By Kish Rajan
Wednesday, July 22nd, 2015
Original Article Here
On Friday, Governor Brown issued Executive Order B-32-15 requiring a balanced, integrated plan to improve the economic competitiveness and the environmental performance of California’s goods movement sector. This was a welcomed and important statement by the Administration regarding a critical part of the California economy.
Goods movement has long been one of California’s largest and most important economic sectors. Taken collectively, its components – shipping, port operations, rail, trucking, warehousing, etc. – represent roughly one third of the economic activity and one third of all jobs in California’s massive economy. By far, more goods flow through California’s ports than any other state in the nation. Indeed, the United States’ overall trade economy relies upon on California’s success in goods movement.
However, in an ever competitive global supply chain, California is under intensifying pressure to maintain and grow market share. The massive project widening the Panama Canal will be completed soon enabling goods to bypass California altogether to serve eastern U.S. markets. This, coupled with additional competition from improved port operations in Canada and Mexico, along with eastern U.S. states eager to poach our business, should give all Californians pause as we consider the long term implications to that one third of our economy mentioned above.

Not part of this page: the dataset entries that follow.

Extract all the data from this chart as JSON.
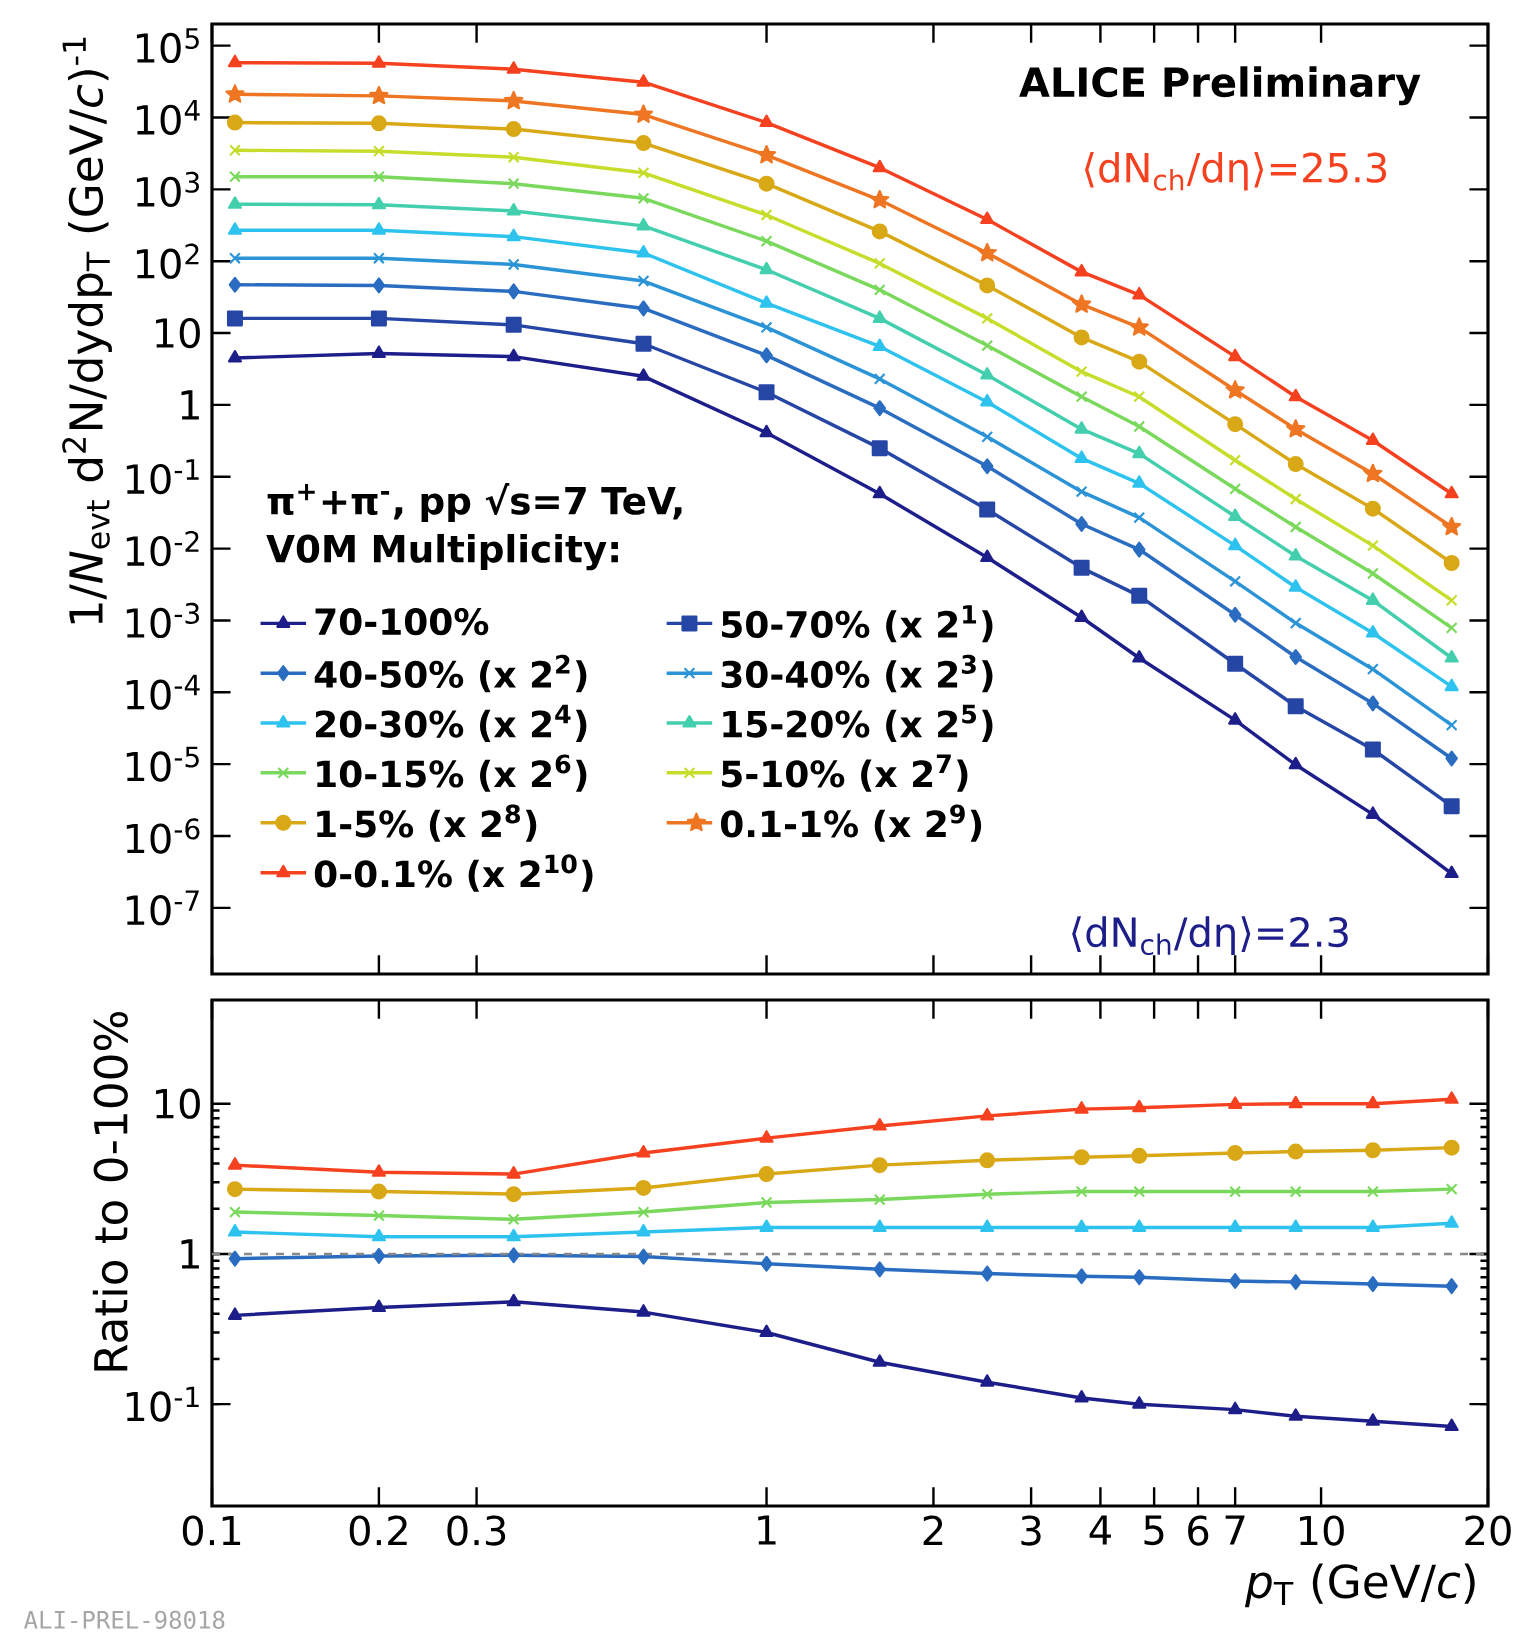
{
  "chart_data": [
    {
      "type": "line",
      "ylabel": "1/*N*$_{evt}$ d$^{2}$N/dydp$_{T}$ (GeV/*c*)$^{-1}$",
      "legend_title": "π$^{+}$+π$^{-}$, pp √s=7 TeV, V0M Multiplicity:",
      "legend": "bottom left",
      "log": "xy",
      "tick_labels": "y",
      "annotations": [
        "ALICE Preliminary",
        "⟨dN$_{ch}$/dη⟩=25.3",
        "⟨dN$_{ch}$/dη⟩=2.3"
      ],
      "xlim": [
        0.1,
        20
      ],
      "ylim": [
        1.2e-08,
        200000.0
      ],
      "xticks": [
        0.1,
        0.2,
        0.3,
        1,
        2,
        3,
        4,
        5,
        6,
        7,
        10,
        20
      ],
      "yticks": [
        {
          "value": 100000.0,
          "label": "10$^{5}$"
        },
        {
          "value": 10000.0,
          "label": "10$^{4}$"
        },
        {
          "value": 1000.0,
          "label": "10$^{3}$"
        },
        {
          "value": 100,
          "label": "10$^{2}$"
        },
        10,
        1,
        {
          "value": 0.1,
          "label": "10$^{-1}$"
        },
        {
          "value": 0.01,
          "label": "10$^{-2}$"
        },
        {
          "value": 0.001,
          "label": "10$^{-3}$"
        },
        {
          "value": 0.0001,
          "label": "10$^{-4}$"
        },
        {
          "value": 1e-05,
          "label": "10$^{-5}$"
        },
        {
          "value": 1e-06,
          "label": "10$^{-6}$"
        },
        {
          "value": 1e-07,
          "label": "10$^{-7}$"
        }
      ],
      "x": [
        0.11,
        0.2,
        0.35,
        0.6,
        1.0,
        1.6,
        2.5,
        3.7,
        4.7,
        7.0,
        9.0,
        12.4,
        17.2
      ],
      "series": [
        {
          "name": "70-100%",
          "color": "#1e1e8a",
          "marker": "triangle",
          "values": [
            4.5,
            5.2,
            4.7,
            2.5,
            0.41,
            0.058,
            0.0075,
            0.0011,
            0.0003,
            4.1e-05,
            9.8e-06,
            2e-06,
            3e-07
          ]
        },
        {
          "name": "50-70% (x 2$^{1}$)",
          "color": "#2646a6",
          "marker": "square",
          "values": [
            16,
            16,
            13,
            7.1,
            1.5,
            0.25,
            0.035,
            0.0054,
            0.0022,
            0.00025,
            6.4e-05,
            1.6e-05,
            2.6e-06
          ]
        },
        {
          "name": "40-50% (x 2$^{2}$)",
          "color": "#2a6cc0",
          "marker": "diamond",
          "values": [
            47,
            46,
            38,
            22,
            4.9,
            0.9,
            0.14,
            0.022,
            0.0097,
            0.0012,
            0.00031,
            7e-05,
            1.2e-05
          ]
        },
        {
          "name": "30-40% (x 2$^{3}$)",
          "color": "#2b94d6",
          "marker": "cross",
          "values": [
            110,
            110,
            90,
            53,
            12,
            2.3,
            0.36,
            0.062,
            0.027,
            0.0035,
            0.00092,
            0.00021,
            3.5e-05
          ]
        },
        {
          "name": "20-30% (x 2$^{4}$)",
          "color": "#2ec3ee",
          "marker": "triangle",
          "values": [
            270,
            270,
            220,
            130,
            26,
            6.5,
            1.1,
            0.18,
            0.081,
            0.011,
            0.0029,
            0.00067,
            0.00012
          ]
        },
        {
          "name": "15-20% (x 2$^{5}$)",
          "color": "#43cfae",
          "marker": "triangle",
          "values": [
            620,
            610,
            500,
            310,
            76,
            16,
            2.6,
            0.46,
            0.21,
            0.028,
            0.0079,
            0.0019,
            0.0003
          ]
        },
        {
          "name": "10-15% (x 2$^{6}$)",
          "color": "#7ad95c",
          "marker": "cross",
          "values": [
            1500,
            1500,
            1200,
            750,
            190,
            40,
            6.7,
            1.3,
            0.5,
            0.068,
            0.02,
            0.0045,
            0.00079
          ]
        },
        {
          "name": "5-10% (x 2$^{7}$)",
          "color": "#c6dd2c",
          "marker": "cross",
          "values": [
            3500,
            3400,
            2800,
            1700,
            440,
            93,
            16,
            2.9,
            1.3,
            0.17,
            0.049,
            0.011,
            0.0019
          ]
        },
        {
          "name": "1-5% (x 2$^{8}$)",
          "color": "#d9a817",
          "marker": "circle",
          "values": [
            8500,
            8300,
            6900,
            4400,
            1200,
            260,
            46,
            8.7,
            4.0,
            0.54,
            0.15,
            0.036,
            0.0063
          ]
        },
        {
          "name": "0.1-1% (x 2$^{9}$)",
          "color": "#ee7622",
          "marker": "star",
          "values": [
            21000,
            20000,
            17000,
            11000,
            3000,
            710,
            130,
            25,
            12,
            1.6,
            0.46,
            0.11,
            0.02
          ]
        },
        {
          "name": "0-0.1% (x 2$^{10}$)",
          "color": "#f5411f",
          "marker": "triangle",
          "values": [
            58000,
            57000,
            47000,
            31000,
            8500,
            2000,
            380,
            71,
            34,
            4.7,
            1.3,
            0.32,
            0.058
          ]
        }
      ]
    },
    {
      "type": "line",
      "xlabel": "*p*$_{T}$ (GeV/*c*)",
      "ylabel": "Ratio to 0-100%",
      "log": "xy",
      "annotations": [
        "ALI-PREL-98018"
      ],
      "xlim": [
        0.1,
        20
      ],
      "ylim": [
        0.021,
        49
      ],
      "xticks": [
        0.1,
        0.2,
        0.3,
        1,
        2,
        3,
        4,
        5,
        6,
        7,
        10,
        20
      ],
      "yticks": [
        {
          "value": 0.1,
          "label": "10$^{-1}$"
        },
        1,
        10
      ],
      "ref_lines": [
        {
          "axis": "y",
          "value": 1,
          "color": "#888888",
          "line_style": "dashed"
        }
      ],
      "x": [
        0.11,
        0.2,
        0.35,
        0.6,
        1.0,
        1.6,
        2.5,
        3.7,
        4.7,
        7.0,
        9.0,
        12.4,
        17.2
      ],
      "series": [
        {
          "color": "#1e1e8a",
          "marker": "triangle",
          "values": [
            0.39,
            0.44,
            0.48,
            0.41,
            0.3,
            0.19,
            0.14,
            0.11,
            0.1,
            0.092,
            0.083,
            0.077,
            0.071
          ]
        },
        {
          "color": "#2a6cc0",
          "marker": "diamond",
          "values": [
            0.93,
            0.97,
            0.98,
            0.96,
            0.86,
            0.79,
            0.74,
            0.71,
            0.7,
            0.66,
            0.65,
            0.63,
            0.61
          ]
        },
        {
          "color": "#2ec3ee",
          "marker": "triangle",
          "values": [
            1.4,
            1.3,
            1.3,
            1.4,
            1.5,
            1.5,
            1.5,
            1.5,
            1.5,
            1.5,
            1.5,
            1.5,
            1.6
          ]
        },
        {
          "color": "#7ad95c",
          "marker": "cross",
          "values": [
            1.9,
            1.8,
            1.7,
            1.9,
            2.2,
            2.3,
            2.5,
            2.6,
            2.6,
            2.6,
            2.6,
            2.6,
            2.7
          ]
        },
        {
          "color": "#d9a817",
          "marker": "circle",
          "values": [
            2.7,
            2.6,
            2.5,
            2.75,
            3.4,
            3.9,
            4.2,
            4.4,
            4.5,
            4.7,
            4.8,
            4.9,
            5.1
          ]
        },
        {
          "color": "#f5411f",
          "marker": "triangle",
          "values": [
            3.9,
            3.5,
            3.4,
            4.7,
            5.9,
            7.1,
            8.3,
            9.2,
            9.4,
            9.9,
            10,
            10,
            10.7
          ]
        }
      ]
    }
  ]
}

And if that weren’t complicated enough, California’s goods movement sector must operate within the nation’s strictest emissions regulations. Accordingly, industry has responded to state mandates by modernizing operations in order to meet and exceed emissions targets. A great example is the technological marvel that is the new Middle Harbor at the Port of Long Beach that will both boost productivity and reduce emissions through automation and low carbon operations. It represents the kind of major investment and commitment that industry is prepared to make when it is confident that the state is a willing partner.
This is why the Governor’s executive order matters so much. It sets forth a clear policy that we must achieve a proper balance between economic, environment and infrastructure needs. It reinforces the critical principle that the term sustainability must mean both environmentally and economically sustainable.
Indeed that policy has been evident thus far in the California Air Resources Board’s approach to the development of a new Sustainable Freight Plan that seeks to move the entire goods movement sector to zero or near zero emissions. A transformation of that scale can only happen through thoughtful, public and private collaboration and investment.
So as the Administration and Legislature now consider our future transportation funding and priorities, and as they determine how best to reinvest the proceeds of the AB 32 Cap and Trade program, they would do well to advance the policy outlined in the Governor’s Executive Order, and commit to creating the conditions in which California’s preeminence in goods movement can endure for generations to come.